Study after study shows that, in the short term, anti-psychotics do reduce unrealistic thinking, anxiety, suspiciousness and auditory hallucinations, but in the long-term, they make those continuing on medication much more prone to relapse and re-hospitalization than non-medicated patients or patients given a placebo.  "Schizophrenic patients discharged on medications were returning to psychiatric emergency rooms in such droves that hospital staff dubbed it the 'revolving door syndrome.' Even when patients reliably took their medications, relapse was common, and researchers observed that 'relapse is greater in severity during drug administration than when no drugs were given.'"
In other words, schizophrenic patients who received no medication had much better long-term results than those treated with anti-psychotic drugs. This jibes with both (1) a historical comparison between long-term outcomes for schizophrenic patients prior and subsequent to the introduction of anti-psychotics; and (2) a comparison between long-term outcomes for schizophrenics treated with anti-psychotics in the developed world versus those in poor countries treated without them (much better). Study after study bears this out.

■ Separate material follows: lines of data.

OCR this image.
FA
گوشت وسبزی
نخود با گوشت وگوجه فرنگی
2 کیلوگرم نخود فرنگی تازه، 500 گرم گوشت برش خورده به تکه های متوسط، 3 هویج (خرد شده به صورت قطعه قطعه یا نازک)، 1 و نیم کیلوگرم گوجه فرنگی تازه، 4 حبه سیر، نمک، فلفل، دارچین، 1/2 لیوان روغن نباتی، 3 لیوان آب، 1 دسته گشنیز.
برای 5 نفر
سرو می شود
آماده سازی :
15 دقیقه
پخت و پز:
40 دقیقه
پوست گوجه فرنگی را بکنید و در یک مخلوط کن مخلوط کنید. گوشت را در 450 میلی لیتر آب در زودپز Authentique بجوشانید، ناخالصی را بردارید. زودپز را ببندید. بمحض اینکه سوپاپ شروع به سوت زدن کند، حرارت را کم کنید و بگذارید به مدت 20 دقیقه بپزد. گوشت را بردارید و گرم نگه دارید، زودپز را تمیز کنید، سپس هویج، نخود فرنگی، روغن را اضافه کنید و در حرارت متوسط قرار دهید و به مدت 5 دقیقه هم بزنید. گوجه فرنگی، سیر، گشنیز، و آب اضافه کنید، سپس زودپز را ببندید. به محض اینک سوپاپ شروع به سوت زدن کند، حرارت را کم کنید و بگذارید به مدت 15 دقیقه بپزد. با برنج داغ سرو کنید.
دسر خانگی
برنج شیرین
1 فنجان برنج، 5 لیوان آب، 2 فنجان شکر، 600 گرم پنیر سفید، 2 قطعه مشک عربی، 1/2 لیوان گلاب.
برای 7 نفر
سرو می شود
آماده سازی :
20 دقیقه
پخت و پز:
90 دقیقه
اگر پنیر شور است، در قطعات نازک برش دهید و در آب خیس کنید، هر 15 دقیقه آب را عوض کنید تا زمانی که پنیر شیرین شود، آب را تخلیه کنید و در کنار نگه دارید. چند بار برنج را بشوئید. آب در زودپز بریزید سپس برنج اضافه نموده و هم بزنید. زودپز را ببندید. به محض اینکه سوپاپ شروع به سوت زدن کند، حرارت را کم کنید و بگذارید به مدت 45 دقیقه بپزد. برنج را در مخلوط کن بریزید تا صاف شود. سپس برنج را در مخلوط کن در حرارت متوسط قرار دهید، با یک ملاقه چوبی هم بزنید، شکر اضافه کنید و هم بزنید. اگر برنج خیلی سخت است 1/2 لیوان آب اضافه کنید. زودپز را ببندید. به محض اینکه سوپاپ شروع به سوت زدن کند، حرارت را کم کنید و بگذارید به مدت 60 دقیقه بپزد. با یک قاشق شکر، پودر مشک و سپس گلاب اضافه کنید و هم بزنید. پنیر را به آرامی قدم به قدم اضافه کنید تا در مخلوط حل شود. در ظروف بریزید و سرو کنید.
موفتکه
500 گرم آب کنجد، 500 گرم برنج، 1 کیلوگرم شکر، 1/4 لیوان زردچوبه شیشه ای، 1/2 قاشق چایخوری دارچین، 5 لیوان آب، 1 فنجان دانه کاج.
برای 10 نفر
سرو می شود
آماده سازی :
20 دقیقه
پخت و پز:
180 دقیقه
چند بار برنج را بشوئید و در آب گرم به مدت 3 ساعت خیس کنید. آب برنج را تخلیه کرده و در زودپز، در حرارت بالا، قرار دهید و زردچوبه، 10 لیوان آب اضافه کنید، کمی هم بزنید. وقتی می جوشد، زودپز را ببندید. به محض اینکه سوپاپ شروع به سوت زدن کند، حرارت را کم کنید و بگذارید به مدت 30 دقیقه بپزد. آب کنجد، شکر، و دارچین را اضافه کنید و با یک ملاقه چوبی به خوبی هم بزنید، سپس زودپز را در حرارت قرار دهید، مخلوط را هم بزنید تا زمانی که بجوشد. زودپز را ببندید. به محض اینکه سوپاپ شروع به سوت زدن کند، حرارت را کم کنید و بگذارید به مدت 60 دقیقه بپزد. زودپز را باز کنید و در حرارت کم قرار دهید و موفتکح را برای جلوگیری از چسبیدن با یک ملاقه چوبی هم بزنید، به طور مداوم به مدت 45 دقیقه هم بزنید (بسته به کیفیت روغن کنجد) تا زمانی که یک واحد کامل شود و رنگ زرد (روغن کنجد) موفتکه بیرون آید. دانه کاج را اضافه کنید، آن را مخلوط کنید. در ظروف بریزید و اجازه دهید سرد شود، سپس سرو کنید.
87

In short-term usage, psychiatric medications for psychotic disorders have value in stabilizing patients and reducing the severity of their symptoms, but long-term usage makes those people more prone to relapse and "may prolong the social dependency of many discharged patients."  And here is the tricky part: If patients are withdrawn from their medications, they do poorly, then do better once they have been put back on those drugs. For this reason, it appears to be proof that the drugs "work"; but do they only "work" in the sense that they ameliorate a problem created by placing the patient on those very drugs in the first place? In study after study, it is patients given no medication whatsoever who have the best outcomes.